In a 2-1 decision, the U.S. Court of Appeals for the Fifth Circuit (which does not include Connecticut) held on Tuesday that the NLRB erred in disallowing an employer’s mandatory arbitration agreement that waived the rights of employees to participate in class actions.
The decision in D.R. Horton v. NLRB (download here from Bloomberg Law) has long been anticipated by employers. Indeed, when I wrote about the NLRB’s original decision in January 2012, I cautioned employers not to rip up their mandatory arbitration agreements just yet.

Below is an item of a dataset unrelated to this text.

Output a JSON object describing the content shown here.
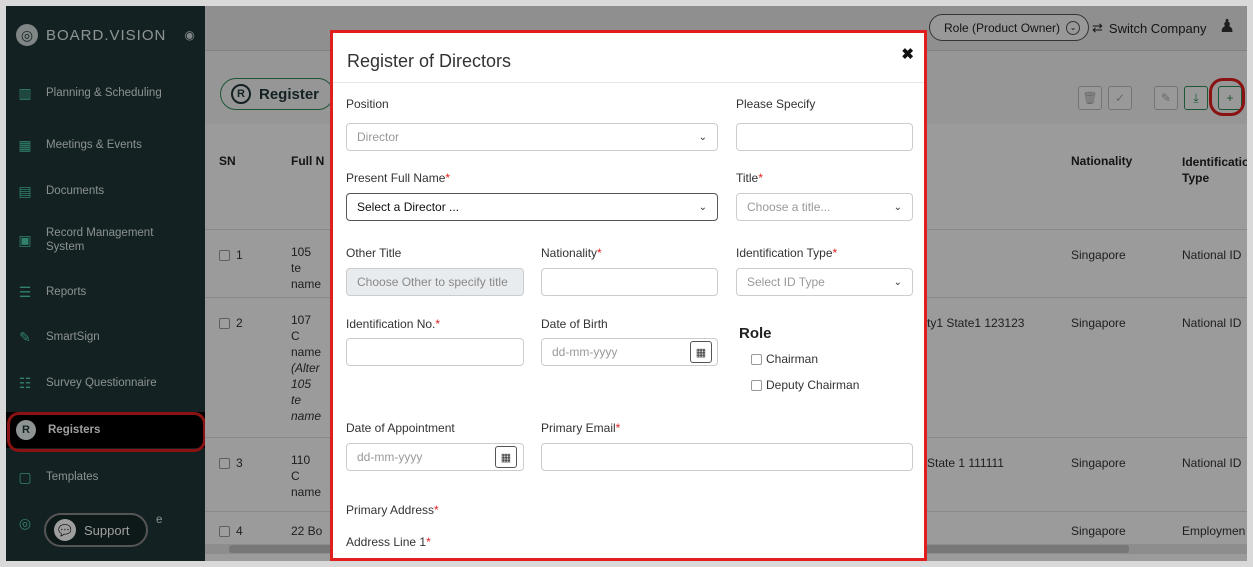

While the decision doesn’t directly impact employers in Connecticut, the decision is important because it removes an argument that the NLRB has been using for the last few years. Indeed, the Second Circuit (which covers Connecticut and New York) recently affirmed the right to use mandatory arbitration agreements with class action waivers as well.
The decision in D.R. Horton boiled down to whether the Federal Arbitration Act was given the “proper weight”. The Fifth Circuit concluded that the National Labor Relations Act “should not be understood to contain a congressional command overriding the application of the FAA”.

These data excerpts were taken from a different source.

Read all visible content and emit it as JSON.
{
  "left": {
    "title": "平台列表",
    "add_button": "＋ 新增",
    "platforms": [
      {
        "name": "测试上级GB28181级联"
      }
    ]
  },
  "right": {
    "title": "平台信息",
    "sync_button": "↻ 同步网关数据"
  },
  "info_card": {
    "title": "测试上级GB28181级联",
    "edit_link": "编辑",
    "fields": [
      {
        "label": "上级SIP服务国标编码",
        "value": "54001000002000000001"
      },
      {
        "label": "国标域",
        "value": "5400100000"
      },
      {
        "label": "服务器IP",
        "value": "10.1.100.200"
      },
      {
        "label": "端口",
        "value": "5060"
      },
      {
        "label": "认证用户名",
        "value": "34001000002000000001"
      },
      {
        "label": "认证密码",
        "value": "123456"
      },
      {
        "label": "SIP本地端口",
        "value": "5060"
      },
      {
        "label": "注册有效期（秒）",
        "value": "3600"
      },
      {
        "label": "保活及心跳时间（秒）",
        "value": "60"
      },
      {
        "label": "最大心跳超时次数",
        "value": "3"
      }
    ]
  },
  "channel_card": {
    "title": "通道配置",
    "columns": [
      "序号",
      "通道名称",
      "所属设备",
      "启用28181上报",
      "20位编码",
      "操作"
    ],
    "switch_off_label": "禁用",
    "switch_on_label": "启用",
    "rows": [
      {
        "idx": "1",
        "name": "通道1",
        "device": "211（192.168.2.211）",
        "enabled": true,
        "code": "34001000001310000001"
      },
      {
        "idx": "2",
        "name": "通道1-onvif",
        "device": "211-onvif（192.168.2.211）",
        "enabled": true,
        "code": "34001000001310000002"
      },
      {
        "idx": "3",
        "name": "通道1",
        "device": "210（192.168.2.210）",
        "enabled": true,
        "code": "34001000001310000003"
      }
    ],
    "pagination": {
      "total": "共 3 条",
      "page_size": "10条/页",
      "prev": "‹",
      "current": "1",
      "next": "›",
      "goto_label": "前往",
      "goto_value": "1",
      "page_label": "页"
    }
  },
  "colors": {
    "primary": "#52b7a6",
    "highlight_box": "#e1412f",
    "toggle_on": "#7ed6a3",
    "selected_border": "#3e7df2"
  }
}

Without a split in the circuits on this issue, it is quite possible that this is the last of this issue for some time. Employers who are looking to reduce risk ought to get advice from their legal counsel about whether mandatory arbitration agreements may be right for their business.
Indeed, the court did find that the arbitration agreement here could be understood by employees to preclude them from bringing unfair labor practice claims to the NLRB and upheld the NLRB’s order to the employer that the document be revised. So caution is still strongly encouraged before implementing such arrangements.